I could sense that you’d be a good editor just from watching your hilarious song, “I Fell In Love With a Hipster,” which has a comedic energy that’s all about timing.
I completely agree. Editing is like a composition. There is an ebb and flow to every scene, whether there is music under it or not. It’s just about feeling the flow of the story, and that’s something you can’t really mold when it’s being done live. Of course, as an individual performer, I love to get that sort of specificity onscreen and to make the pace and tone perfect. When I went to that arts camp in high school, my counselor for my cabin was a conductor, and she taught us a little bit about her work.
Your face is so expressive and vibrant in this video, like you’re having a relationship with the audience a la “Fleabag.”

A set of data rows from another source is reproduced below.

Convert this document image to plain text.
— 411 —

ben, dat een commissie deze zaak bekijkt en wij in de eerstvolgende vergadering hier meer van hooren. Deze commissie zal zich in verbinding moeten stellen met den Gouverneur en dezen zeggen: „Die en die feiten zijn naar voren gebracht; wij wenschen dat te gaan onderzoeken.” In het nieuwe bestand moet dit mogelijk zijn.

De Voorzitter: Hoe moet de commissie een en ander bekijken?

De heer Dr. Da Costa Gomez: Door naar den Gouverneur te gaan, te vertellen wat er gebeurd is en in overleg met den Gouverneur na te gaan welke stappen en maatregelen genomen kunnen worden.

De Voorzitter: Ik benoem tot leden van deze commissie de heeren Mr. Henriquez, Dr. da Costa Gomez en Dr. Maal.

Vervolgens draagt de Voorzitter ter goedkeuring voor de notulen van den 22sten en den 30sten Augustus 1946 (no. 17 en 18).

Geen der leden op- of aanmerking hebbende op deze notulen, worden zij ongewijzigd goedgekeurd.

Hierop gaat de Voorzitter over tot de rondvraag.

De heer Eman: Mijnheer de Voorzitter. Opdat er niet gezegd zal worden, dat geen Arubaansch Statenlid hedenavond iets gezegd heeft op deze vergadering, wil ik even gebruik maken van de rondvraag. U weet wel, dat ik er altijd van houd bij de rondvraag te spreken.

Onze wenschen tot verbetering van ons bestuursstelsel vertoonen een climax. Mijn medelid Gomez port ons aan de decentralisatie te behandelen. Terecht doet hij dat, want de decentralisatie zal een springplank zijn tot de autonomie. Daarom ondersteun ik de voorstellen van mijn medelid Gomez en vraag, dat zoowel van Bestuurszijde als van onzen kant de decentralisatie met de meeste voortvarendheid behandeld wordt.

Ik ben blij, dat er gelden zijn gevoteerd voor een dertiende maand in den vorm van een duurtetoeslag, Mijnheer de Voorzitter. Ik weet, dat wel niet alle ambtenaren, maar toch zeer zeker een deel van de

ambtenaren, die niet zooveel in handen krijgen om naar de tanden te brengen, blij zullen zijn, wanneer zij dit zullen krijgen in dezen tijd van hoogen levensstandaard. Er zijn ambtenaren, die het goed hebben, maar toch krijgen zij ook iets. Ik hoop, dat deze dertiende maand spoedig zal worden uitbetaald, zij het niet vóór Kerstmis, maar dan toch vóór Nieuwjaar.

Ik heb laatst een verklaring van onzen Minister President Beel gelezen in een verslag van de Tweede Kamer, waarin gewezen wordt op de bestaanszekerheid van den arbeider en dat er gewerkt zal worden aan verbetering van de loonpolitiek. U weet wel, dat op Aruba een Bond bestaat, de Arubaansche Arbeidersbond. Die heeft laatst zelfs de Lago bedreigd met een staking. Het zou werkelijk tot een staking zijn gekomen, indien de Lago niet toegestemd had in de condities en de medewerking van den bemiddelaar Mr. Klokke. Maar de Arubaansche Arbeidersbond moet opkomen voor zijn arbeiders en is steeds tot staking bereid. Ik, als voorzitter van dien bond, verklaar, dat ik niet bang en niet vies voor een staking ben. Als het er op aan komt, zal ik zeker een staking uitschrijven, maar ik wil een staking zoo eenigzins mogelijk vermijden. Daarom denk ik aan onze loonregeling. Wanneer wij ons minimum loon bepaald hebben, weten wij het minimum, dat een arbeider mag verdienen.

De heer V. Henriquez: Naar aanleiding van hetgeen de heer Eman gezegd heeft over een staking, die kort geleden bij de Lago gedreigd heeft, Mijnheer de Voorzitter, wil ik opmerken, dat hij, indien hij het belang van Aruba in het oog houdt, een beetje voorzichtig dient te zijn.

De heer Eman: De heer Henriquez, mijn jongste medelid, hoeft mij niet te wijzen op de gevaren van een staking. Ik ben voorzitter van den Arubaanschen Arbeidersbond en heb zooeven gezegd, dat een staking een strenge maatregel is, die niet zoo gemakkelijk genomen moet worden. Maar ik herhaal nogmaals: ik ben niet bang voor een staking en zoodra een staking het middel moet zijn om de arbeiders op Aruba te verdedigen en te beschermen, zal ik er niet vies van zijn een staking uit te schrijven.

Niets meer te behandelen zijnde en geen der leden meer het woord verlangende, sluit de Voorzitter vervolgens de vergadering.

Oh my god, that’s all I want to be is Phoebe Waller-Bridge when I grow up. In regards to women telling stories, we are often told what people wouldn’t want to hear from us, and Phoebe’s success proves that we can and should be telling all sorts of stories. “Fleabag” is very Shakespearean too. When she turns to the camera and talks to us, it’s like a soliloquy. “I Fell in Love With a Hipster” is still one of my favorite things to perform live. It’s so much fun because people get it. I have performed at an open mic last month, and it was the first time I had done more than just one song.
It was really fun to kind of string a bunch of stuff together, but it’s also terrifying because you have to be funny in between songs while adjusting for the next one. I love music, but I’ve had imposter syndrome when calling myself a musician, especially since I know so many amazing, talented, multifaceted musicians, whereas I’ve dipped my toe in that world. Being a hipster is such a meme, but there is vulnerability wrapped up in it, which is why everybody goes, “Awww” when they hear the song because it’s so relatable. It draws you in by poking fun at hipsters, and then once you’re in, you realize, “We’re all alone.” [laughs]
And how people cloak themselves in irony because they are afraid to be vulnerable.
Yes, exactly!
What are your future plans?
Paul and I have been doing a lot of research about different ways to film fight scenes, and my friend Emma and I are excited to collaborate on that, so that is on the radar. It’s funny that you bring up the hipster song and live performance because I’ve been thinking about trying to put together some sort of one-woman show. It would be something different from that song, but similar in style. I’m also playing Fortinbras in “Hamlet,” another gender-bending Shakespeare production. To be totally honest with you, I have been thinking about heading to LA, though I’m not sure if I will. I grew up here, my parents are here in the suburbs and DePaul’s here, so my community is in Chicago, but a couple of my friends have begun moving out to LA as well.
I’ve lived here for so long and I love it, but LA might be the right place for me somewhere down the line, especially because it’s warm and it has so much energy that I want to tap into. It might be fun to move back and forth between cities since it gives you a little exoticism, which is something I’ve heard from my friends. When they’re in LA, people tell them, “Oh, you’re from Chicago? You’re a robust actor!” And when they come back here to perform, people say, “Oh, you’re from LA? This is so exciting!” If I could figure out a way to do both, that would be my ideal. If I could live here sometimes and do Shakespeare, and then live in LA sometimes and do action movies there, that would make me a very happy person.